Li Ka-shing’s HK Electric (HKE) executed its first benchmark dollar bond deal in just over five years on Thursday with an aggressively priced $750 million offering.
The 10-year Reg S transaction was timed to take advantage of a risk-on move in US Treasuries, which pushed investment grade credit tighter across the board on Thursday.
Both of Wednesday's new issues for BOC Aviation and the Federation of Malaysia tightened 8bp to 10bp in secondary market trading as US Treasury yields increased, with the 10-year Treasury closing New York trading on Wednesday around the 1.84% level.
However, the big drop off in HKE’s order book from a peak of $4 billion to close around the $2.5 billion level suggests many investors could not stomach the final price guidance, which was through the trading levels of one notch higher rated CLP.
A- rated HKE, which supplies power to residents on Hong Kong and Lamma Island, initially marketed its new deal at 135bp over Treasuries. This was then tightened to 2.5bp each side of 115bp over.

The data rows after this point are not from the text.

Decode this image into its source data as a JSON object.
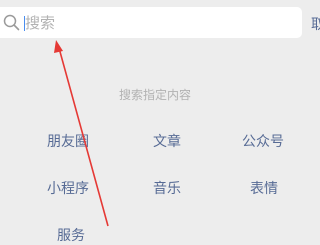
{
  "search": {
    "placeholder": "搜索"
  },
  "cancel_label": "取",
  "section": {
    "title": "搜索指定内容",
    "options": [
      "朋友圈",
      "文章",
      "公众号",
      "小程序",
      "音乐",
      "表情",
      "服务"
    ]
  },
  "colors": {
    "background": "#ededed",
    "link": "#576b95",
    "hint": "#b2b2b2",
    "annotation": "#e53935"
  }
}
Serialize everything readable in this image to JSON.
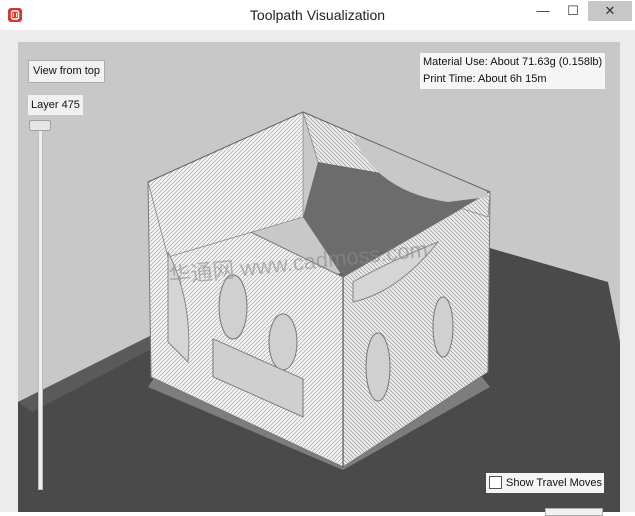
{
  "window": {
    "title": "Toolpath Visualization",
    "icon": "app-logo-icon",
    "controls": {
      "minimize": "—",
      "maximize": "☐",
      "close": "✕"
    }
  },
  "toolbar": {
    "view_from_top_label": "View from top"
  },
  "layer": {
    "label": "Layer 475",
    "slider_position": 1.0
  },
  "stats": {
    "material_use": "Material Use: About 71.63g (0.158lb)",
    "print_time": "Print Time: About 6h 15m"
  },
  "options": {
    "show_travel_moves_label": "Show Travel Moves",
    "show_travel_moves_checked": false
  },
  "watermark": "华通网 www.cadmoss.com",
  "colors": {
    "viewport_bg": "#c8c8c8",
    "build_plate": "#4a4a4a",
    "model": "#f2f2f2",
    "model_shadow": "#8a8a8a",
    "close_button": "#c7c7c7"
  }
}
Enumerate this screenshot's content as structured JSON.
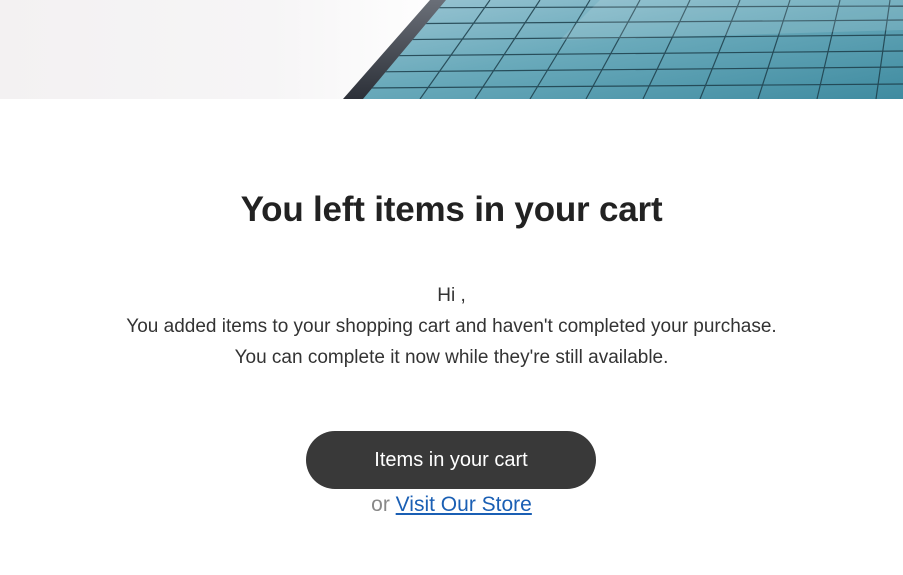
{
  "email": {
    "headline": "You left items in your cart",
    "greeting": "Hi ,",
    "message_line1": "You added items to your shopping cart and haven't completed your purchase.",
    "message_line2": "You can complete it now while they're still available.",
    "cta_label": "Items in your cart",
    "alt_prefix": "or",
    "alt_link_label": "Visit Our Store"
  },
  "hero": {
    "image": "glass-building-facade-banner"
  },
  "colors": {
    "button_bg": "#393939",
    "button_text": "#ffffff",
    "link": "#1a5fb4",
    "headline": "#222222",
    "glass": "#5a9db0"
  }
}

Final pricing was fixed at 98.910% on a coupon of 2.875% to yield 3.002% or 112.5bp over Treasuries, according to a term sheet seen by FinanceAsia.
The best comparable is A/A1 rated CLP Holdings, which has a $300 million 3125% May 2025 bond outstanding and a $300 million 3.375% October 2027 bond outstanding.

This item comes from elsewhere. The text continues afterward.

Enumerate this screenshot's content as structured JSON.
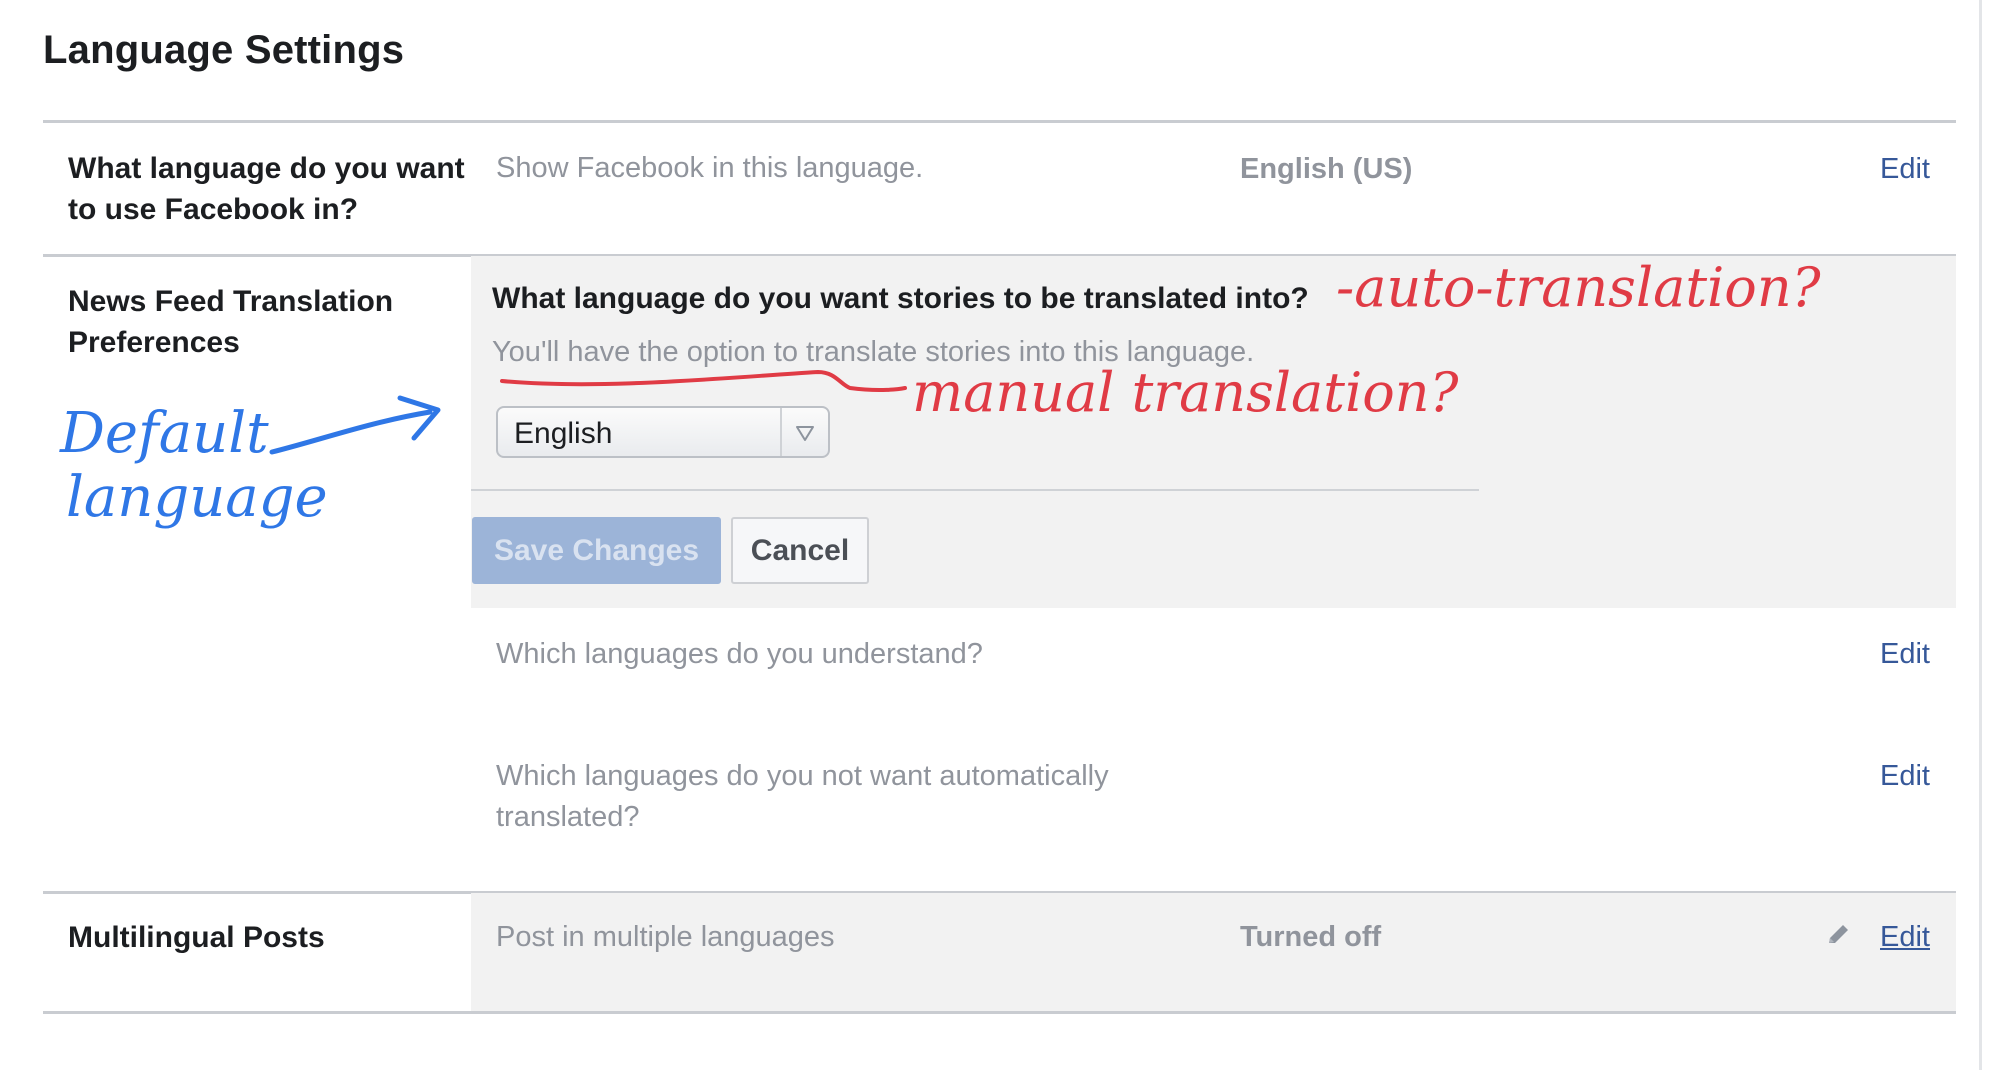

The former was trading on a mid price of 101.2% on Thursday to yield 2.968% or a G-spread of 112bp. The latter was trading on a mid-price of 101.63% to yield 3.204%.
The 23.6bp curve between two bonds, which are almost 1.5 years apart, suggests fair value for a 2026 CLP bond around the 3.008% level.
HKE itself also has a 4.25% December 2020 bond, which was trading Thursday at 109.25% to yield 2.133%.
Syndicate bankers reported participation from 180 accounts and commented that the ability to price inside CLP’s curve demonstrates investors’ appetite for blue chip names.
By investor type, fund managers took 46%, followed by banks on 30%, private banks 15% and insurance 9%. By geography, Asia accounted for 87%, while the remaining 13% went to European investors.
One Hong Kong-based credit analyst suggested fair value for the new 10-year bond should be at around 110bp over Treasuries. "HK Electric's new 2016 paper should trade 35bp wide of the company's 2020 bond to compensate for the 5.3-year extension," the analyst said.
One investor also thought demand for the issue should be fairly robust given the scarcity of non-property issuers in the dollar market. "The company is fundamentally sound with a solid credit history," the fund manager told FinanceAsia.
Indeed, HKE is an extremely rare and prized name for local investors although S&P says it rates CLP Power one notch higher because it is larger, has a more diversified fuel mix and stronger financials.
HKE was last in the bond markets in September when it issued a dual-tranche deal via BNP Paribas.
A $135 million 2035 tranche and $115 million 2045 tranche both had a zero coupon structure with initial call options in 2020 at respectively 125.216% and 126.417%.
Joint bookrunners for HKE’s new transaction were: Bank of America Merrill Lynch, BNP Paribas, HSBC, Mizuho Securities.
According to Dealogic, Qatar Investment, the Gulf state's sovereign wealth fund, bought a 20% stake in HK Electric Investment & HK Electric Investments Ltd. for $1.2 billion in June last year.
The deal allowed tycoon Li and his family to retain control of the utility business, which supplies electricity to about 600,000 residents in Hong Kong, and allow it to pursue acquisitions elsewhere.